Low treatment coverage perpetuates misconceptions and stigma, as Tayo’s story show.

Abandonment usually translates into economic hardship. Half of women are unemployed in Nigeria.

“The desperation to take care of herself and her child could drive an HIV positive woman into sexual activities to raise money and this could further spread HIV,” says Lucy Attah, a gender activist who lives with HIV. She is executive director of Women and Children of Hope Foundation, which helps HIV positive women, and where IPS met Tayo.

Tayo told IPS she avoided testing for HIV while pregnant. Nigerian public hospitals do routine HIV testing of pregnant women but fear of discrimination if found positive led Tayo to a private hospital where testing was not required.

“It is the biggest regret of my life,” she told IPS.

One reason that pregnant women shun testing, says Hua, is health workers’  “lack of professionalism by not keeping HIV results confidential.”

“At times we had to transfer patients to other hospitals far from where they live because of the disclosure of their HIV status,” she told IPS.

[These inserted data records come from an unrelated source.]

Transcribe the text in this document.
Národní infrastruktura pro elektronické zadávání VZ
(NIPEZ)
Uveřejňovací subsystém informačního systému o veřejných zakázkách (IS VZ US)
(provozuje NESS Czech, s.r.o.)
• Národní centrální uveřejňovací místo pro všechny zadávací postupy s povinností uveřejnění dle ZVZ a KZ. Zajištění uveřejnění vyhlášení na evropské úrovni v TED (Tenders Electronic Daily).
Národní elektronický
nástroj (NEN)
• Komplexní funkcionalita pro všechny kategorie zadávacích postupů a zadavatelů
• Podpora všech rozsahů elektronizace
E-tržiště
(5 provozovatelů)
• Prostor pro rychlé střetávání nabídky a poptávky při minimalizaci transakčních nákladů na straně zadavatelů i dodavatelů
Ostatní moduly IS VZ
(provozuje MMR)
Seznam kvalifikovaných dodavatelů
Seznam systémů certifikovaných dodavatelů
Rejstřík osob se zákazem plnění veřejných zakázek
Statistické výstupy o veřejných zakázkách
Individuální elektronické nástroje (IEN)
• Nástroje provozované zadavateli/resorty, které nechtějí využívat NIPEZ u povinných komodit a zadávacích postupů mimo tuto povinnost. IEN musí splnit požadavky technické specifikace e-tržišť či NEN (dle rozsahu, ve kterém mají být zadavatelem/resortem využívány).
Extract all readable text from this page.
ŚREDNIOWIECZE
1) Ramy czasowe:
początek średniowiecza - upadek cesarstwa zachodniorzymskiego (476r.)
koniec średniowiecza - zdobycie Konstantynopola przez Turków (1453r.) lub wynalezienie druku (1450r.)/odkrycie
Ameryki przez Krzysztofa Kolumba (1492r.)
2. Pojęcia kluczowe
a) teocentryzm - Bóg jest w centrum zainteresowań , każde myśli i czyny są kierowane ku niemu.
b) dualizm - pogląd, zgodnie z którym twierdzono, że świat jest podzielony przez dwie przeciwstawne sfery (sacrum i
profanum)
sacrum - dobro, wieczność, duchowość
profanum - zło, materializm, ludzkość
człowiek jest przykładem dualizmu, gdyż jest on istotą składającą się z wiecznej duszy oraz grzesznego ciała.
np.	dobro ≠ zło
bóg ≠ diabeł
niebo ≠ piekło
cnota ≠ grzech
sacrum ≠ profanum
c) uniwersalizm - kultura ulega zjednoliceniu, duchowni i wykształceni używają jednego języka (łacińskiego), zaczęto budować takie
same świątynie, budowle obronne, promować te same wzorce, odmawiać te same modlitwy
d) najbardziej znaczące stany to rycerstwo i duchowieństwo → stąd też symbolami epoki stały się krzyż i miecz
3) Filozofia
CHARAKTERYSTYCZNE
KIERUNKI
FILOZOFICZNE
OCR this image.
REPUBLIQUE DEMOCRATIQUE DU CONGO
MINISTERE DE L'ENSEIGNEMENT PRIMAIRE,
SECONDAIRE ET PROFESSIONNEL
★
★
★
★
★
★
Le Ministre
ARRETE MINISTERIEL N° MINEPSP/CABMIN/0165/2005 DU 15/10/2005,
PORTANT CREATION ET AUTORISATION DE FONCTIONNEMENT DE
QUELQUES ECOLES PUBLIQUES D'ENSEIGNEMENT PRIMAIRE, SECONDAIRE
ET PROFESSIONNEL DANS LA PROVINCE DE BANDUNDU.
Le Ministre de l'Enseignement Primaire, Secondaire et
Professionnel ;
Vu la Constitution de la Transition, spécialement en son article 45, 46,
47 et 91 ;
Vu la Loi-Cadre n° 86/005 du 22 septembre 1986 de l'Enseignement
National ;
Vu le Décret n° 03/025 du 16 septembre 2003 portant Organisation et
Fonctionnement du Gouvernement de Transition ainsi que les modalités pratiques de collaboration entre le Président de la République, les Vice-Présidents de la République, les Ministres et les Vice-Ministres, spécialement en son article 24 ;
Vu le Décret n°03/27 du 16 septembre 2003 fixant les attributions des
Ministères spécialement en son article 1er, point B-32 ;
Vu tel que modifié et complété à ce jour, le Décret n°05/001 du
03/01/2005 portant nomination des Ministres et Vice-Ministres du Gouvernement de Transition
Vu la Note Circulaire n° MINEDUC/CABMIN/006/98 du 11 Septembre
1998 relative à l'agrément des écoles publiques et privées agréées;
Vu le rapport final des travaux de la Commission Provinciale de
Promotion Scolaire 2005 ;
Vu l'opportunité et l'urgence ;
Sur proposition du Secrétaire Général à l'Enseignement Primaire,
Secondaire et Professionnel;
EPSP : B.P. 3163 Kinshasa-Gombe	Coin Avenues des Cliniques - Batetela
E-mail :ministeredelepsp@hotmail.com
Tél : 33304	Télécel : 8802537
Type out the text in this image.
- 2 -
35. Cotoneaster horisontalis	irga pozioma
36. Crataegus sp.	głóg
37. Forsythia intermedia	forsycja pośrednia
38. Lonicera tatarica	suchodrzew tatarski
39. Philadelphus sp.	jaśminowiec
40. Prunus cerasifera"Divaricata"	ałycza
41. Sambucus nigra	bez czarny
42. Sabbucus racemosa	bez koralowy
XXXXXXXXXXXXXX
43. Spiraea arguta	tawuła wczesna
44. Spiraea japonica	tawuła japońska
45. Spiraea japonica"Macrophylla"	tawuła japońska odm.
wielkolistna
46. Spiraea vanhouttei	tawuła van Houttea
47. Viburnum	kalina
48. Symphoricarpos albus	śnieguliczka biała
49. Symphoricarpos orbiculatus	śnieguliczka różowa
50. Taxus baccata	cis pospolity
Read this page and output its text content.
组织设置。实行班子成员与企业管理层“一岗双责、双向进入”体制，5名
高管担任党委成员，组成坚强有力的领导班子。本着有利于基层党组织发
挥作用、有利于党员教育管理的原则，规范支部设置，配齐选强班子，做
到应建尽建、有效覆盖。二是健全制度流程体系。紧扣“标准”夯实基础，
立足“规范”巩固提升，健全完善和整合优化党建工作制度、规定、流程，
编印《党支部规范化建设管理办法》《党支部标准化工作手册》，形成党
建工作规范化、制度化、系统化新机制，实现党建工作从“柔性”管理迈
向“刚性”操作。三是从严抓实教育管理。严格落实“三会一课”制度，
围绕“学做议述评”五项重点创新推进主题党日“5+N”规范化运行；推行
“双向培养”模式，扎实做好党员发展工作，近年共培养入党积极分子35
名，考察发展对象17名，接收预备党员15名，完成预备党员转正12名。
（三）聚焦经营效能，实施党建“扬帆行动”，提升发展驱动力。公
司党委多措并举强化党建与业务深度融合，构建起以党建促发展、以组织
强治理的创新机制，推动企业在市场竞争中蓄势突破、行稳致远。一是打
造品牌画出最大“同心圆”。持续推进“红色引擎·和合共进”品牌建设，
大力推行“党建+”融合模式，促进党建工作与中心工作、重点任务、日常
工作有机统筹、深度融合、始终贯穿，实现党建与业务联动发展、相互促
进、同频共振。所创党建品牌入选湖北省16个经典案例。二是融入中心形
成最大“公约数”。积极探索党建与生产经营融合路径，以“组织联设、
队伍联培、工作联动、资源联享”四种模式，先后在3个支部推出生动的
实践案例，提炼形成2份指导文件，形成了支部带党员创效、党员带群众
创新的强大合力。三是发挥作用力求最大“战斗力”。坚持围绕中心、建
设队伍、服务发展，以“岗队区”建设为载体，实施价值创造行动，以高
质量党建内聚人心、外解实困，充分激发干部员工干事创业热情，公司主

Some health workers avoid any contact with HIV positive women because they mistakenly believe they can contract the virus by mere touching, says Attah.

“On the surface, it seems there is a lot of awareness among health workers but in reality there is a lot of stigma,” says Attah.

An anti-discrimination and confidentiality law has been approved by both houses and is waiting for President Goodluck Jonathan to sign it.

But Nigeria needs more than laws to address the epidemic.

In 2012, UNAIDS described the country’s response as “stagnant” and requiring “a massive effort.”

Nigeria accounts for 13 percent of all HIV positive people and 19 percent of all AIDS-related deaths in sub-Saharan Africa, according to UNAIDS.

Only Chad ranks lower than Nigeria in treatment coverage of HIV positive pregnant women. (see graph)

Source: UNAIDS Gap report 2014

Source: UNAIDS Gap report 2014

Some good news

Since that damning description, the government has taken bold steps to reduce transmission from mothers to babies (PMTCT) among the 12-worst hit states.

PMTCT coverage went up to by 27 percent in 2013, a significant increase from 19 percent in 2012, according to the United Nations Children’s Fund (UNICEF).

Some states doubled or tripled the number of clinics providing HIV services, bringing the number of PMTCT sites to 2,216 – still far from the 16,400 required for adequate coverage.

The annual number of new child infections went down from 60,000 in 2012 to 51,000 in 2013.

But, with two in three pregnant women shunning antenatal care, the challenge will be reaching them through improvement of services and outreach.

“We must go to them instead of waiting for them to come to the health facility,” Arjan de Wagt, chief for children and HIV with UNICEF in Nigeria, told IPS. “Otherwise, children will continue dying of AIDS unnecessarily.”